KDN’s current situation is believed have been worsened by the recent flight of key clients like Safaricom, MTN Business with even Airtel now having one of KDN competitors as its primary data provider. Safaricom is rumoured to have withdrawn an annual contract worth Ksh 500 million as KDN suffers frequent terrestrial cable cuts and power outages at its core data centre.
During the recent release of its yearly results the Altech group made a net loss of 450 Million South African Rands (Ksh 4.5 billion), up from the 56 million Rands (Ksh 560 million) loss in 2010/2011. Altech Group blamed the loss on Altech West Africa and East Africa. With the announcement, the group indicated that they are strongly looking to dispose the West African arm.
Craig Venter, Altech Group CEO said:
“Results from our East and West African operations were disappointing. However, we remain positive that the remedial measures that we have put in place in East Africa will have a positive effect in the future.
We are busy restructuring our East African operations into a more regional-focused business entity to provide regional unity and a single interface into key customers. This close collaboration between the regional operations is already having a positive impact on our business in the region.”

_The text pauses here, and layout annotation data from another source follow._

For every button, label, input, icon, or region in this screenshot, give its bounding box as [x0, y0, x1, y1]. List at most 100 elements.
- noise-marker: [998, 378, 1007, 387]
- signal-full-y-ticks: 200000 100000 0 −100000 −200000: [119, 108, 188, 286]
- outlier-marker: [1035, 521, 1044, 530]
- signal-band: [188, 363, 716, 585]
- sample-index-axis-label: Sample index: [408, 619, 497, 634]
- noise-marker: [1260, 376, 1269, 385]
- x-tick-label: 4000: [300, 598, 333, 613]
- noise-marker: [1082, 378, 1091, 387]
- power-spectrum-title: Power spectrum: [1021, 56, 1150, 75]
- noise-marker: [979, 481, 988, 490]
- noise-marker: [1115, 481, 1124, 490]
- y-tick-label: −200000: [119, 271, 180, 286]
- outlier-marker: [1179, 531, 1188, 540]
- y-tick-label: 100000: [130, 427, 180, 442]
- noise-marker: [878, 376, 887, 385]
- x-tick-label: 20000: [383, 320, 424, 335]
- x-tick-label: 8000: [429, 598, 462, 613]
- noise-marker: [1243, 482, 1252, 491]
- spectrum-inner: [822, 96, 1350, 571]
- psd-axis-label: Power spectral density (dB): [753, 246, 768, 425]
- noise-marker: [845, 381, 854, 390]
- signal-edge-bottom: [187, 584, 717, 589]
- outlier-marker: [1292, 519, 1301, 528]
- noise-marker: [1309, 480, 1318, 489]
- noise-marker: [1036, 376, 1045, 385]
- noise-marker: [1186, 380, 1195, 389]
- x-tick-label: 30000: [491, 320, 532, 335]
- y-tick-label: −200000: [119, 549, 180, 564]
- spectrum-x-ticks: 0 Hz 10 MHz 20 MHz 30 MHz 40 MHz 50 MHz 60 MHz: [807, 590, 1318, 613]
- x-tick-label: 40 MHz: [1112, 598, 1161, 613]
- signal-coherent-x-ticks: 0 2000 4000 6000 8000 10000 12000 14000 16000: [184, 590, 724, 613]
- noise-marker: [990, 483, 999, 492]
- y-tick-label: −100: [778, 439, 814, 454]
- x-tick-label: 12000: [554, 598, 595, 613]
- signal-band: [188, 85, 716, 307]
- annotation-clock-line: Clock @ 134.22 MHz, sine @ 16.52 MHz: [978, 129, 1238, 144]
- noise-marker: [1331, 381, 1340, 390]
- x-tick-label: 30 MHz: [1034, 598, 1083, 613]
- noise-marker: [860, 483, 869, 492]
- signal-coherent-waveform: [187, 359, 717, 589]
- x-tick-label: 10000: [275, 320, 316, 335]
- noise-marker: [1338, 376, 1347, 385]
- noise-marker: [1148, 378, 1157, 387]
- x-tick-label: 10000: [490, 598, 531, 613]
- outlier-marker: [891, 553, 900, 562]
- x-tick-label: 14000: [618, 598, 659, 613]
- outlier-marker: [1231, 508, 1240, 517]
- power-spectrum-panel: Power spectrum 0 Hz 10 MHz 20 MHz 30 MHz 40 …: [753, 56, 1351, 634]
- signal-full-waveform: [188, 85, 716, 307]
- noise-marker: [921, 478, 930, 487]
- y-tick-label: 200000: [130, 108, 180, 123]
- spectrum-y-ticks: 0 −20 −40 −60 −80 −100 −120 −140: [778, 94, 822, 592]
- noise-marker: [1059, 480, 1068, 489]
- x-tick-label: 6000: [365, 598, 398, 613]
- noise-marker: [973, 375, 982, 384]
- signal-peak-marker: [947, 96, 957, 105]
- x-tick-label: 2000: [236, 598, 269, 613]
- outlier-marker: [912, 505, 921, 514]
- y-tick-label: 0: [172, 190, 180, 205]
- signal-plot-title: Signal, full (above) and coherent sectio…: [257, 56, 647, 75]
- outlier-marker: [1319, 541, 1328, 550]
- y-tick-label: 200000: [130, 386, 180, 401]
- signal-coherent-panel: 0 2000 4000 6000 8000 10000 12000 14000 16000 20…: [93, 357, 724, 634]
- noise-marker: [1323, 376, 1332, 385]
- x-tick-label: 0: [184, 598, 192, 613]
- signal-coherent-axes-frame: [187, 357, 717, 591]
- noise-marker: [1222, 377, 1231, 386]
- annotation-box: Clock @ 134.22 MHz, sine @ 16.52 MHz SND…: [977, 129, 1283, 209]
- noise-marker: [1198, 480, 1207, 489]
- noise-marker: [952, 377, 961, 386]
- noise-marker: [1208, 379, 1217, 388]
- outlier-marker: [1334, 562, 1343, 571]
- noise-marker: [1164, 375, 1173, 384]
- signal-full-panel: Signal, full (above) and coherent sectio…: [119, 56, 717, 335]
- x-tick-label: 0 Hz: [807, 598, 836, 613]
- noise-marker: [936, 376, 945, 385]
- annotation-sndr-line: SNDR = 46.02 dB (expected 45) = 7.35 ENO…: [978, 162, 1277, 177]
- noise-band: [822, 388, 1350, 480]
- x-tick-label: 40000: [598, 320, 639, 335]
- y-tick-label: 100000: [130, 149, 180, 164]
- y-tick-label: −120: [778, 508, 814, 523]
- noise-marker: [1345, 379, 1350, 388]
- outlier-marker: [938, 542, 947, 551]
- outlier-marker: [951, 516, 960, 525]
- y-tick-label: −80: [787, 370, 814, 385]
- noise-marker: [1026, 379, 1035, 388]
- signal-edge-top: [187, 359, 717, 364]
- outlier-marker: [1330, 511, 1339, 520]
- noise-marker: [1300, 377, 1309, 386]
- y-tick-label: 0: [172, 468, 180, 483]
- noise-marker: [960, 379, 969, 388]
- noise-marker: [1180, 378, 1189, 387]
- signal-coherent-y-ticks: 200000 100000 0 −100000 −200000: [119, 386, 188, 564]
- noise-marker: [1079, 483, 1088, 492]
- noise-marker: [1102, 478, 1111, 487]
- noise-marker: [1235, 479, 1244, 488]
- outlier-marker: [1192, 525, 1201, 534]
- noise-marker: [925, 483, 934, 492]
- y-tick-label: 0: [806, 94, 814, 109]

Venter added that the company recently completed its Kampala-Kigali fibre link closing the regional ring network from Mombasa through Nairobi to Kampala to Kigali and back through Tanzania to Dar es Salaam.
In 2011, Altech Group bailed out KDN to the tune of Ksh 400 million in the case where Soliton Telmec threatened to wind-up KDN if the debt was not paid. The company has previously sued Safaricom over an accrued debt of almost Ksh 5 million with the matter now out for arbitration.
KDN’s woes can also be trace to the entry of the former Chief Operating Officer, Rikus Matthyser, as CEO. Rikus made all the wrong moves before he was later edged out from the company. Rikus is reported to be nowadays based in South Africa with regular flights to Nairobi as a “consultant”. It is not clear what he consults on.
Employees at the company claim that it would make sense if the company changed its name to South African Data Network (SADN) since in the current arrangement, the most senior most manager from Kenya is some junior HR Officer. The CEO is an Iranian born German, there are two CTOs (one French and another Indian), HR and Finance bosses are South African. Altech even assigned a junior Finance Manager from South Africa going against even the country’s labour laws.
A source at Altech has indicated that the group is cutting down on KDN and Swift Global workforce with a plan of merging the two companies into one entity. There were over 200 employees at KDN before the downsizing. They have already cut down 52 low level staff and are expected to reduce the number of the senior level managers. That will leave KDN with below 150 employees. The group also plans to sack around 18 employees from the current 30 at Swift Global. So the remaining 12 would join KDN’s 150.
The source also clarified that Safaricom cancelled a Ksh 40 million per month recurring contract as KDN failed to deliver on the Service Level Agreement. Interesting!!!